The Boys Are Back
Always listen to Clive Owen if he says to eat your vegetables … especially carrots.


Golden Mug

NOMINEE:
Adapted Screenplay (Allan Cubitt (screenplay), Simon Carr (novel))
Cinematography (Greig Fraser)

Theatrical Release Date: 10/02/2009 (USA), 11/12/2009 (Australia)
Director: Scott Hicks
Cast: Clive Owen, Nicholas McAnulty, George MacKay, Emma Booth, Laura Fraser, Alexandra Schepisi, Erik Thomson, Natasha Little

As loyal readers are well aware of, I love just about anything and everything Australian. I’ve been Down Under a few times and hope to go back again in the not too distant future. There’s a energy, a vibe, to the country and its peoples that captivates me. This carries through in their films for the most part and while not enough of them trickle stateside, the ones that do usually manage to resonate strongly with me.

Such is the case with “The Boys Are Back”. Clive Owen is thrust into the role of single father and must learn to connect not only with his young son from his most recent marriage but also his eldest son, who has been living in his native England since the previous marriage ended. At its core, the film is about growing up, not just for the kids but for Owen as well – who has spent most of his adult life being a big kid and enjoying all the perks that come with being a successful sports writer in a country that loves little more than its sports.

To that end, Owen was a fantastic choice for the role, as he does so well with characters that are a mix of despondent, frustrated and angry … all while maintaining a big sense of heart and the driest of wit. The situation he finds himself in is instantly sympathetic and audiences will find it easy to connect with him and his sons’ plight.

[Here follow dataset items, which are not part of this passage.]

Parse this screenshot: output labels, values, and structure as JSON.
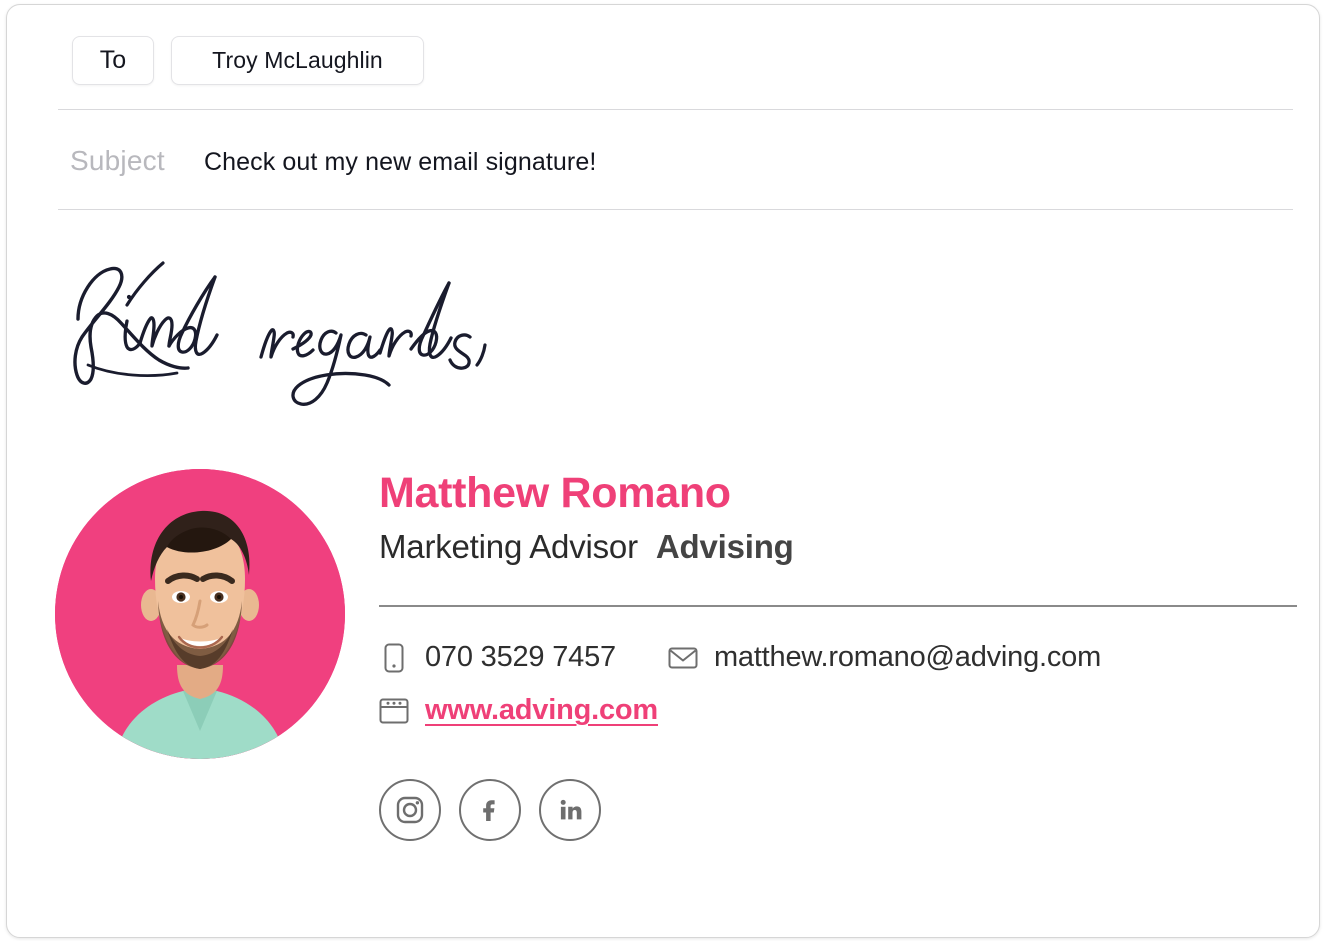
{
  "compose": {
    "to": {
      "label": "To",
      "recipient": "Troy McLaughlin"
    },
    "subject": {
      "label": "Subject",
      "value": "Check out my new email signature!"
    },
    "body": {
      "signoff_script": "Kind regards,"
    }
  },
  "signature": {
    "avatar_alt": "Matthew Romano portrait",
    "name": "Matthew Romano",
    "role": "Marketing Advisor",
    "company": "Advising",
    "contacts": {
      "phone": {
        "icon": "mobile-phone-icon",
        "value": "070 3529 7457"
      },
      "email": {
        "icon": "envelope-icon",
        "value": "matthew.romano@adving.com"
      },
      "website": {
        "icon": "browser-window-icon",
        "value": "www.adving.com"
      }
    },
    "social": [
      {
        "icon": "instagram-icon",
        "label": "Instagram"
      },
      {
        "icon": "facebook-icon",
        "label": "Facebook"
      },
      {
        "icon": "linkedin-icon",
        "label": "LinkedIn"
      }
    ]
  },
  "colors": {
    "accent_pink": "#ef4078",
    "avatar_pink": "#f0407f",
    "script_ink": "#1a1c2e",
    "text_dark": "#2b2b2b",
    "company_gray": "#444444",
    "icon_gray": "#6e6e6e",
    "placeholder_gray": "#b8b8bd",
    "divider_gray": "#d9d9dc"
  }
}
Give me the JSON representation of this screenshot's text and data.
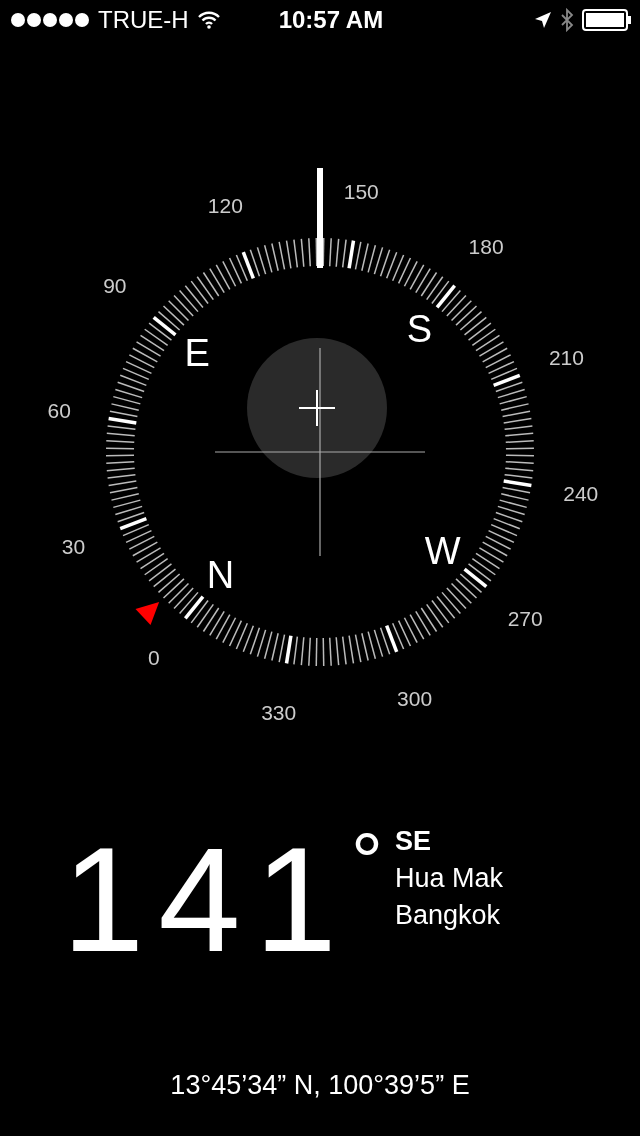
{
  "status_bar": {
    "carrier": "TRUE-H",
    "time": "10:57 AM"
  },
  "compass": {
    "dial_labels": [
      "0",
      "30",
      "60",
      "90",
      "120",
      "150",
      "180",
      "210",
      "240",
      "270",
      "300",
      "330"
    ],
    "cardinals": [
      "N",
      "E",
      "S",
      "W"
    ]
  },
  "reading": {
    "heading": "141",
    "degree_sign": "°",
    "direction": "SE",
    "place_lines": [
      "Hua Mak",
      "Bangkok"
    ]
  },
  "coordinates": "13°45’34” N, 100°39’5” E"
}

Of course, in order for the film to work you had better cast young actors capable of handling the serious material on hand. Both Nicholas McAnulty and George MacKay acquit themselves well. Perhaps the biggest compliment I can pay them is that they felt genuine. Rather than coming off as too precocious or an overly seasoned child actor, it’s quite easy to imagine that the casting director had simply pulled them off of the street and handed them the script. They deal with emotionally charged scenes quite well and have a nice chemistry with Owen.

Compliments are also due Laura Fraser and Emma Booth, who play Owen’s late wife and possible new beau, respectively. Each of them imbue a tremendous amount of femininity to an otherwise male dominated film and help Owen to grow not only as a father but as a person. It’s also very refreshing to see that screenwriter Allan Cubitt took Simon Carr’s novel and presented a screenplay that wasn’t firmly tied to all the usual plot points one normally expects. I did find that the film’s resolution comes in a rush and seems to push characters to make conclusions that normally take a bit longer to come to but it’s hard to argue with the end result.

From a production standpoint, kudos must go to cinematographer Greig Fraser who utilized light so beautifully throughout the picture and although one might say it would be hard to mess up the gorgeous landscape of Adelaide and South Australia on display, I’ve seen plenty of big budget films do exactly that. Also, the music in the film is well placed, largely composed of songs by the Icelandic band Sigur Rós although a number of Australian bands also make the cut.

“The Boys Are Back” is a charming, heart-warming picture that should satisfy just about anyone who enjoys the dramatic genre and I can’t recommend it highly enough. A solid 4 out of 5, even if you aren’t as smitten with the Land Down Under as I am, this is still one of the few films each year worth your time and money.